The film's preoccupation is with the background to those events, the divisions they caused and the confusion that followed, and implicitly, their reverberations over the next 80 years of Irish history. The dramatic prism is the relationship between two brothers from a well-to-do family. Teddy (Padraic Delaney) is committed to the republican cause. Damien (Cillian Murphy) is a recently qualified medical student about to emigrate and work in London when he becomes politicised by events.

Loach orchestrates the drama with characteristically unshowy skill and compelling emotional involvement in a film featuring outstanding production values - Eimer Ni Mhaoldomhnaigh's handsome, authentic costumes, Fergus Clegg's detailed production design, and Barry Ackroyd's dexterous camerawork - that belie its low budget.

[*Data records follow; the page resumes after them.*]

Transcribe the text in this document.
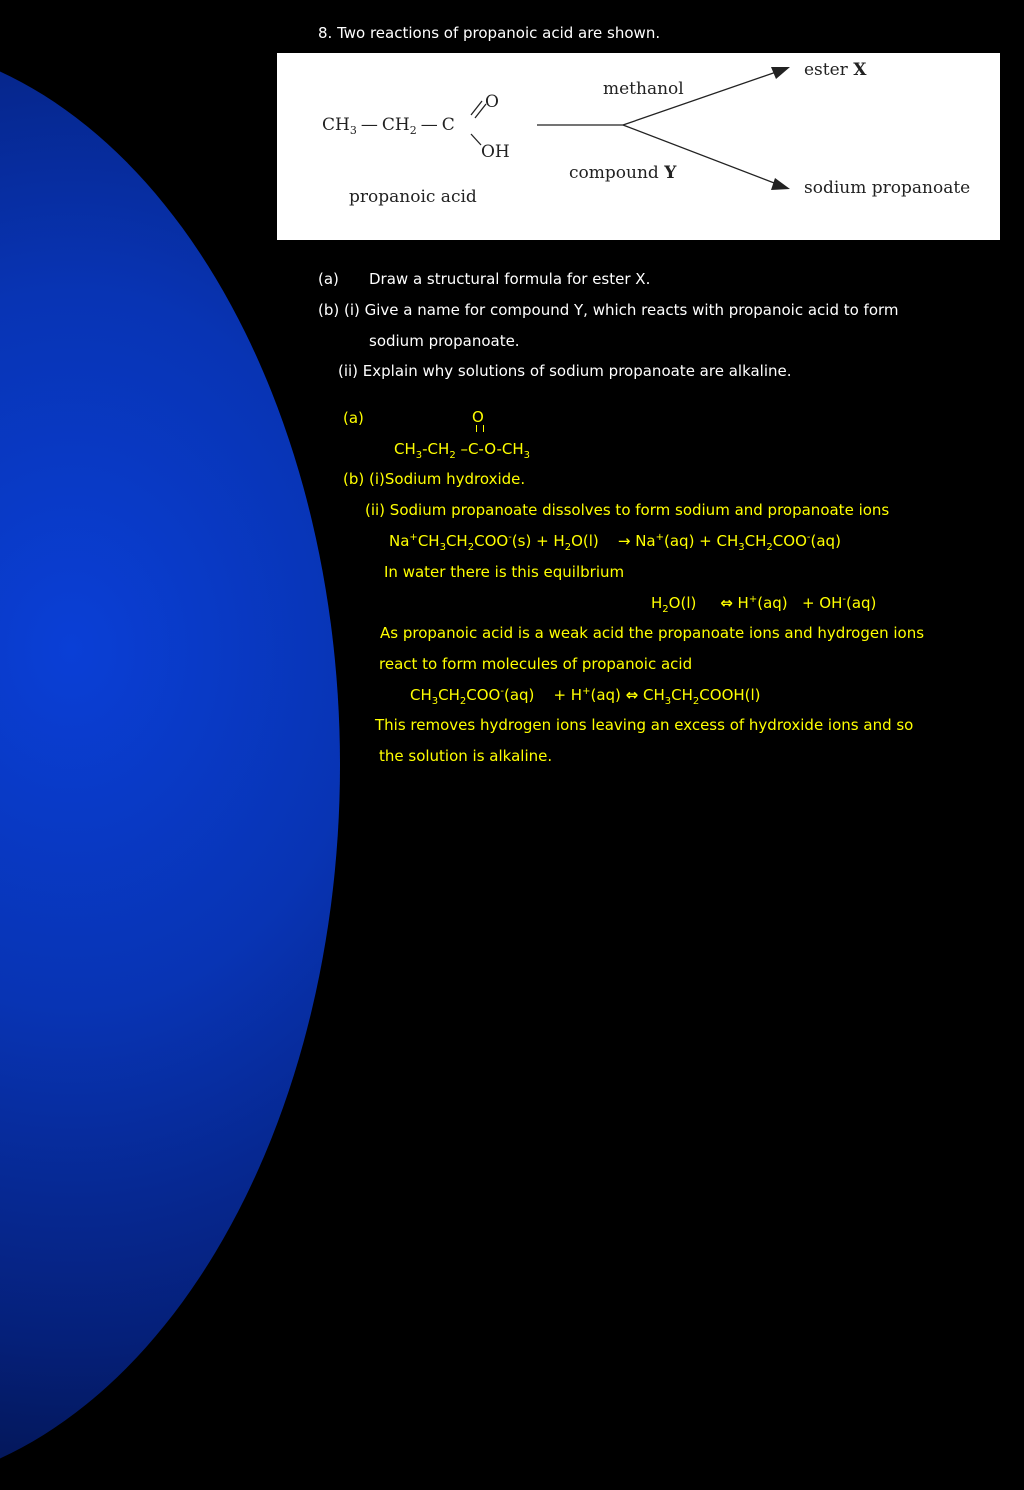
8. Two reactions of propanoic acid are shown.
$CH_3$ — $CH_2$ — C
O
OH
propanoic acid
methanol
ester X
compound Y
sodium propanoate
(a) Draw a structural formula for ester X.
(b) (i) Give a name for compound Y, which reacts with propanoic acid to form
sodium propanoate.
(ii) Explain why solutions of sodium propanoate are alkaline.
(a)	O
$CH_3-CH_2$ $-C-O-CH_3$
(b) (i)Sodium hydroxide.
(ii) Sodium propanoate dissolves to form sodium and propanoate ions
$Na^+CH_3CH_2COO^-(s) + H_2O(l)$    → $Na^+(aq) + CH_3CH_2COO^-(aq)$
In water there is this equilbrium
$H_2O(l)$     ⇔ H+(aq)   + OH-(aq)
As propanoic acid is a weak acid the propanoate ions and hydrogen ions
react to form molecules of propanoic acid
$CH_3CH_2COO^-(aq)$    + H+(aq) ⇔ $CH_3CH_2COOH(l)$
This removes hydrogen ions leaving an excess of hydroxide ions and so
the solution is alkaline.
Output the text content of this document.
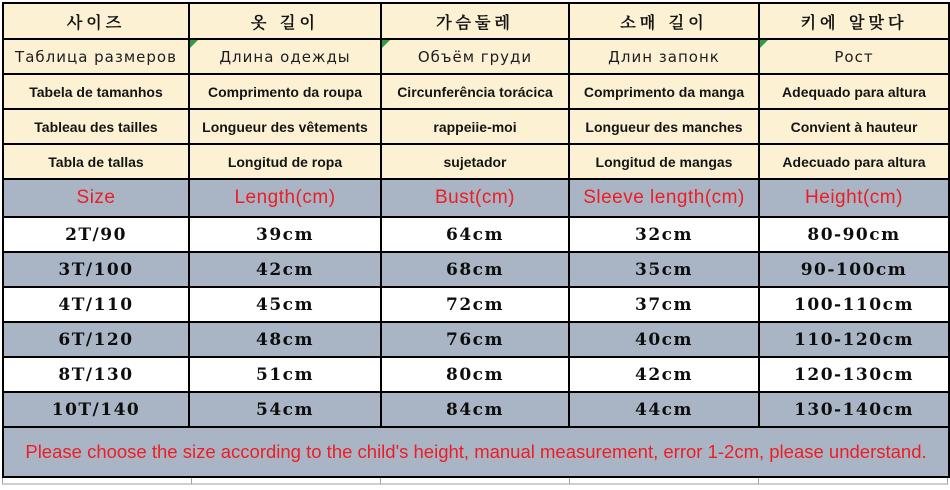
사이즈	옷 길이	가슴둘레	소매 길이	키에 알맞다
Таблица размеров	Длина одежды	Объём груди	Длин запонк	Рост
Tabela de tamanhos	Comprimento da roupa	Circunferência torácica	Comprimento da manga	Adequado para altura
Tableau des tailles	Longueur des vêtements	rappeiie-moi	Longueur des manches	Convient à hauteur
Tabla de tallas	Longitud de ropa	sujetador	Longitud de mangas	Adecuado para altura
Size	Length(cm)	Bust(cm)	Sleeve length(cm)	Height(cm)
2T/90	39cm	64cm	32cm	80-90cm
3T/100	42cm	68cm	35cm	90-100cm
4T/110	45cm	72cm	37cm	100-110cm
6T/120	48cm	76cm	40cm	110-120cm
8T/130	51cm	80cm	42cm	120-130cm
10T/140	54cm	84cm	44cm	130-140cm
Please choose the size according to the child's height, manual measurement, error 1-2cm, please understand.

In the pivotal role of Damien, Murphy is masterfully subtle and effective, even in the contrived romantic subplot, which serves a purpose but feels dispensable. As his brother, assured newcomer Delaney is inspired casting, and it is a pleasure to see Liam Cunningham back in a substantial cinema role, as a Dublin trade unionist whose avid socialism was inspired by seeing James Connolly "set the place alight" during the 1913 Lockout.

In the movie's most harrowing sequences, one of the two brothers is subjected to horrific torture in which his fingernails are forcibly removed, and the other takes on the duty of executing a young friend who was naive enough to be an informer. It is the execution that is the more wrenching scene, and the one that prefigures the hard consequences of conflict to follow, as violence begets violence begets violence.